Kasus COVID-19 Anak di Indonesia Capai 12,5 Persen, Angka Kematian Tertinggi di Dunia
pixabay.com/Ilustrasi
Nasional
COVID-19 di Indonesia

Ketua Ikatan Dokter Anak Indonesia (IDAI) dr Aman B Pulungan memaparkan bahwa 50 persen kematian anak akibat virus corona (COVID-19) terjadi pada kalangan balita.

WowKeren - Kasus virus corona (COVID-19) pada anak berusia 0-18 tahun di Indonesia kini telah mencapai 12,5 persen. Hal ini diungkapkan oleh Ketua Ikatan Dokter Anak Indonesia (IDAI) dr Aman B Pulungan.

"Data nasional saat ini menunjukkan kasus COVID-19 pada anak usia 0-18 tahun, yakni 12,5 persen. Artinya satu dari delapan kasus (COVID-19 di RI) ini adalah anak," jelas Aman dalam konferensi pers daring, Jumat (18/6). "Kedua, data IDAI menunjukkan case fatality rate-nya 3-5 persen."

Case fatality rate yang dimaksud Aman adalah tingkat kematian pasien anak yang terpapar COVID-19. "Jadi kematian (anak) kita yang paling banyak di dunia. Jadi bisa dibayangkan kan? Satu dari delapan (kasus COVID-19 di Indonesia) itu anak, dan meninggal 3-5 persen. Ini bervariasi tiap minggu," papar Aman.

Lebih lanjut, Aman memaparkan bahwa 50 persen kematian anak akibat COVID-19 terjadi pada kalangan balita. Aman juga mengungkapkan bahwa perawatan pasien COVID-19 anak berbeda mengingat ruang ICU khusus anak tak tersedia di semua Rumah Sakit.


"Saya bisa katakan anak berbeda karena sampai saat ini ICU khusus anak tidak tersedia di sebagian besar RS," terang Aman. "Apalagi saat ini SDM juga sedang menurun termasuk dokter dan perawat, dan obat-obatan yang khusus juga banyak tidak tersedia. Jadi kita bisa kolaps."

Oleh sebab itu, Aman mengusulkan agar kegiatan yang diikuti oleh anak usia 0-18 tahun saat ini dilakuan secara online terlebih dahulu. Aktivitas anak, baik online maupun offline, juga diimbau terus didampingi oleh orangtua atau pengasuh.

"Kapan lagi kita jadi orang tua, menyayangi anak? Jadilah orang tua saat pandemi. Dampingi anak-anak kita.
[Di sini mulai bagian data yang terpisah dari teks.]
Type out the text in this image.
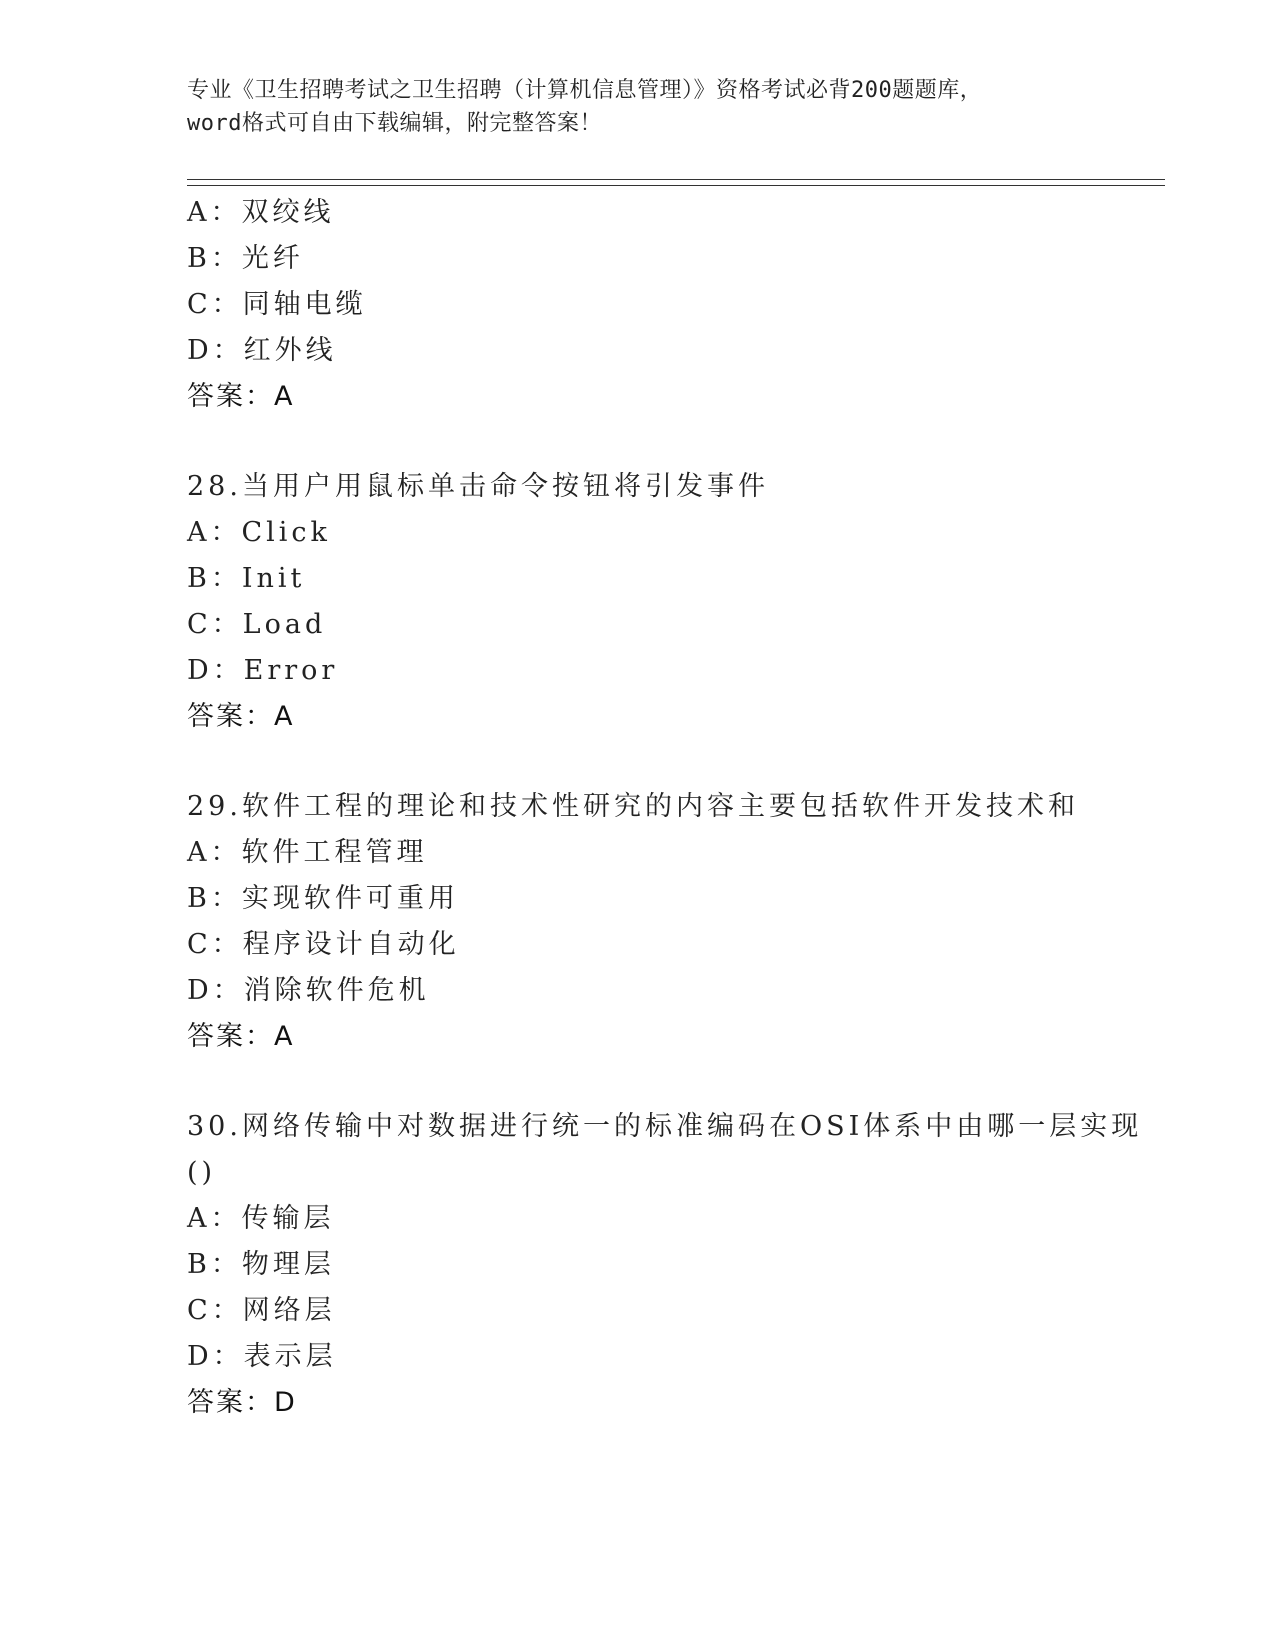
专业《卫生招聘考试之卫生招聘（计算机信息管理）》资格考试必背200题题库，
word格式可自由下载编辑，附完整答案！
A：双绞线
B：光纤
C：同轴电缆
D：红外线
答案：A
28.当用户用鼠标单击命令按钮将引发事件
A：Click
B：Init
C：Load
D：Error
答案：A
29.软件工程的理论和技术性研究的内容主要包括软件开发技术和
A：软件工程管理
B：实现软件可重用
C：程序设计自动化
D：消除软件危机
答案：A
30.网络传输中对数据进行统一的标准编码在OSI体系中由哪一层实现
()
A：传输层
B：物理层
C：网络层
D：表示层
答案：D
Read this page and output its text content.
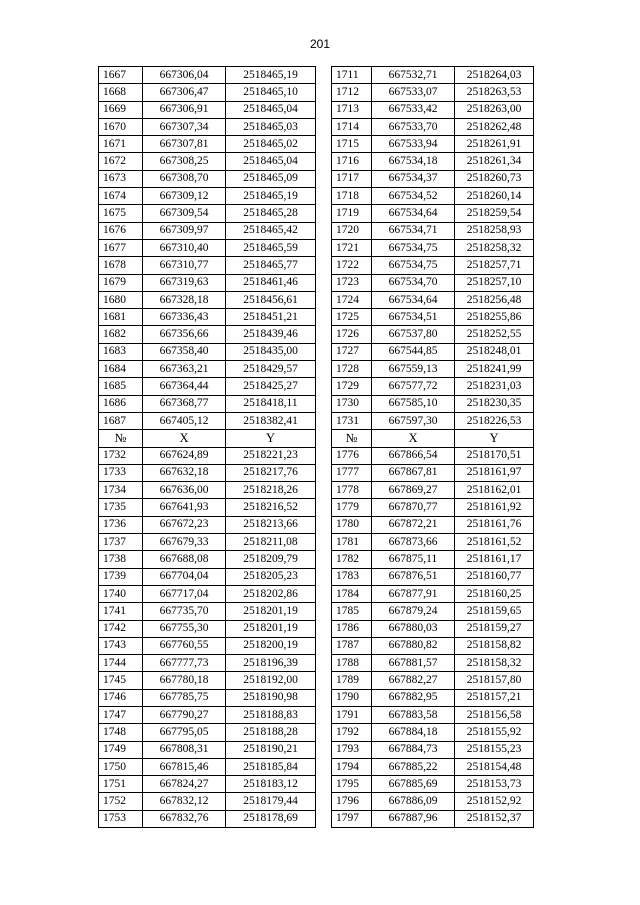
201
1667	667306,04	2518465,19		1711	667532,71	2518264,03
1668	667306,47	2518465,10		1712	667533,07	2518263,53
1669	667306,91	2518465,04		1713	667533,42	2518263,00
1670	667307,34	2518465,03		1714	667533,70	2518262,48
1671	667307,81	2518465,02		1715	667533,94	2518261,91
1672	667308,25	2518465,04		1716	667534,18	2518261,34
1673	667308,70	2518465,09		1717	667534,37	2518260,73
1674	667309,12	2518465,19		1718	667534,52	2518260,14
1675	667309,54	2518465,28		1719	667534,64	2518259,54
1676	667309,97	2518465,42		1720	667534,71	2518258,93
1677	667310,40	2518465,59		1721	667534,75	2518258,32
1678	667310,77	2518465,77		1722	667534,75	2518257,71
1679	667319,63	2518461,46		1723	667534,70	2518257,10
1680	667328,18	2518456,61		1724	667534,64	2518256,48
1681	667336,43	2518451,21		1725	667534,51	2518255,86
1682	667356,66	2518439,46		1726	667537,80	2518252,55
1683	667358,40	2518435,00		1727	667544,85	2518248,01
1684	667363,21	2518429,57		1728	667559,13	2518241,99
1685	667364,44	2518425,27		1729	667577,72	2518231,03
1686	667368,77	2518418,11		1730	667585,10	2518230,35
1687	667405,12	2518382,41		1731	667597,30	2518226,53
№	X	Y		№	X	Y
1732	667624,89	2518221,23		1776	667866,54	2518170,51
1733	667632,18	2518217,76		1777	667867,81	2518161,97
1734	667636,00	2518218,26		1778	667869,27	2518162,01
1735	667641,93	2518216,52		1779	667870,77	2518161,92
1736	667672,23	2518213,66		1780	667872,21	2518161,76
1737	667679,33	2518211,08		1781	667873,66	2518161,52
1738	667688,08	2518209,79		1782	667875,11	2518161,17
1739	667704,04	2518205,23		1783	667876,51	2518160,77
1740	667717,04	2518202,86		1784	667877,91	2518160,25
1741	667735,70	2518201,19		1785	667879,24	2518159,65
1742	667755,30	2518201,19		1786	667880,03	2518159,27
1743	667760,55	2518200,19		1787	667880,82	2518158,82
1744	667777,73	2518196,39		1788	667881,57	2518158,32
1745	667780,18	2518192,00		1789	667882,27	2518157,80
1746	667785,75	2518190,98		1790	667882,95	2518157,21
1747	667790,27	2518188,83		1791	667883,58	2518156,58
1748	667795,05	2518188,28		1792	667884,18	2518155,92
1749	667808,31	2518190,21		1793	667884,73	2518155,23
1750	667815,46	2518185,84		1794	667885,22	2518154,48
1751	667824,27	2518183,12		1795	667885,69	2518153,73
1752	667832,12	2518179,44		1796	667886,09	2518152,92
1753	667832,76	2518178,69		1797	667887,96	2518152,37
Hindari membawa anak ke luar rumah. Kecuali mendesak, anak itu harus di rumah," jelasnya. "Saat harus berkegiatan di luar rumah, hindari tempat dengan ventilasi tertutup. Ikuti prokes, disiplin di dalam rumah, perjalanan, dan luar rumah, termasuk orangtuanya."
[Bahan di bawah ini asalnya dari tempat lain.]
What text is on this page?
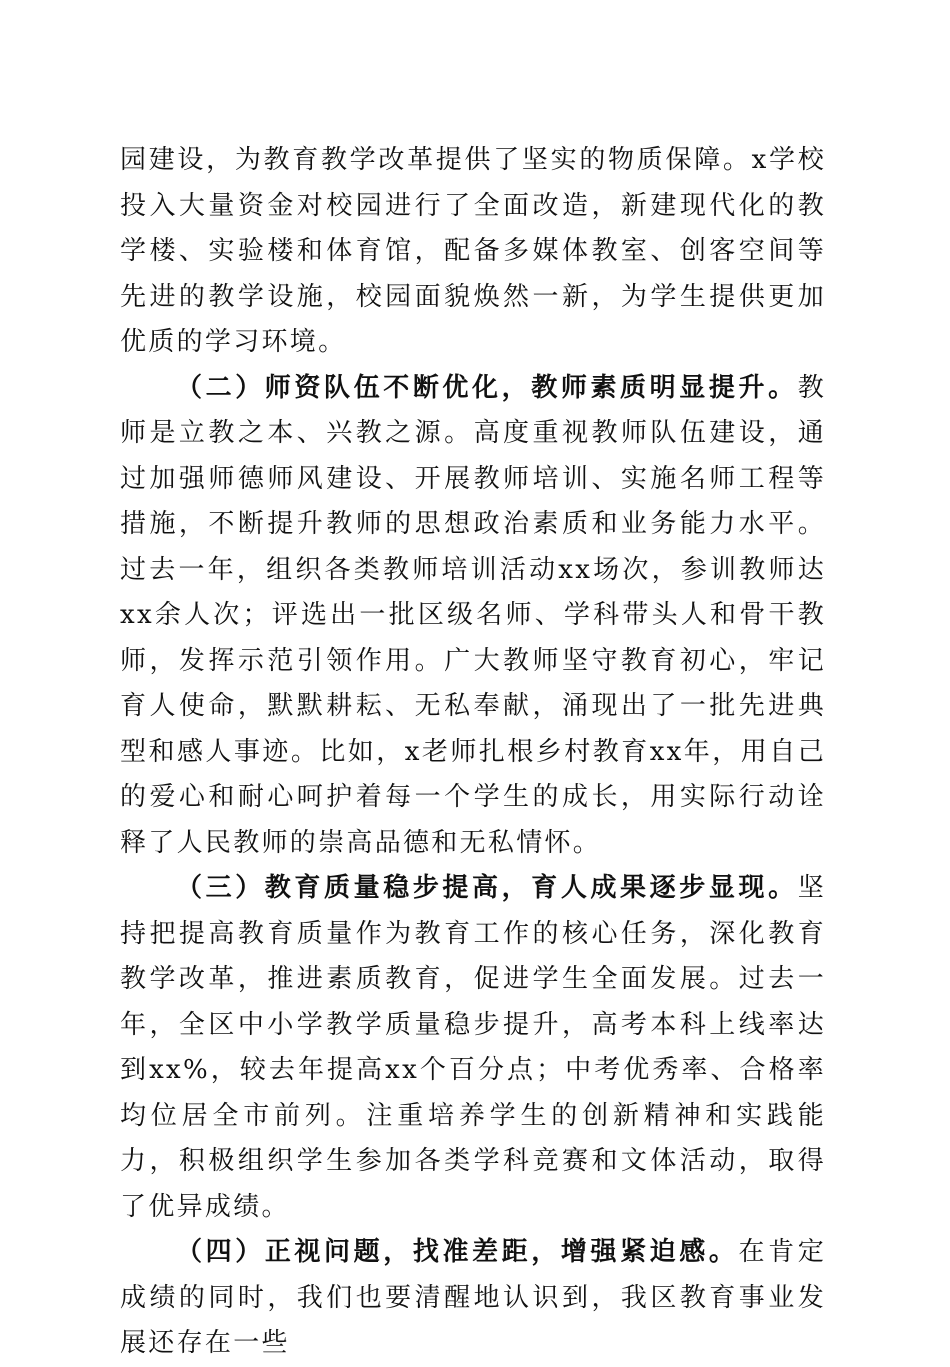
园建设，为教育教学改革提供了坚实的物质保障。x学校投入大量资金对校园进行了全面改造，新建现代化的教学楼、实验楼和体育馆，配备多媒体教室、创客空间等先进的教学设施，校园面貌焕然一新，为学生提供更加优质的学习环境。

（二）师资队伍不断优化，教师素质明显提升。教师是立教之本、兴教之源。高度重视教师队伍建设，通过加强师德师风建设、开展教师培训、实施名师工程等措施，不断提升教师的思想政治素质和业务能力水平。过去一年，组织各类教师培训活动xx场次，参训教师达xx余人次；评选出一批区级名师、学科带头人和骨干教师，发挥示范引领作用。广大教师坚守教育初心，牢记育人使命，默默耕耘、无私奉献，涌现出了一批先进典型和感人事迹。比如，x老师扎根乡村教育xx年，用自己的爱心和耐心呵护着每一个学生的成长，用实际行动诠释了人民教师的崇高品德和无私情怀。

（三）教育质量稳步提高，育人成果逐步显现。坚持把提高教育质量作为教育工作的核心任务，深化教育教学改革，推进素质教育，促进学生全面发展。过去一年，全区中小学教学质量稳步提升，高考本科上线率达到xx%，较去年提高xx个百分点；中考优秀率、合格率均位居全市前列。注重培养学生的创新精神和实践能力，积极组织学生参加各类学科竞赛和文体活动，取得了优异成绩。

（四）正视问题，找准差距，增强紧迫感。在肯定成绩的同时，我们也要清醒地认识到，我区教育事业发展还存在一些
Selain menjaga anak, orangtua juga diminta untuk menjaga kesehatannya sendiri. Aman turut mengingatkan pentingnya imunisasi lengkap untuk anak demi mencegah penyakit berbahaya lain.

"Mari kita jaga anak-anak Indonesia yang hampir 90 juta ini, yang lahir setiap tahun 5 juta," pungkasnya. "Penuhi hak anak untuk sehat baik fisik maupun mental demi masa depan yang lebih baik. Hidup kita untuk apa kalau bukan anak? Jaga anak kita, jangan sampai anak ada yang sakit."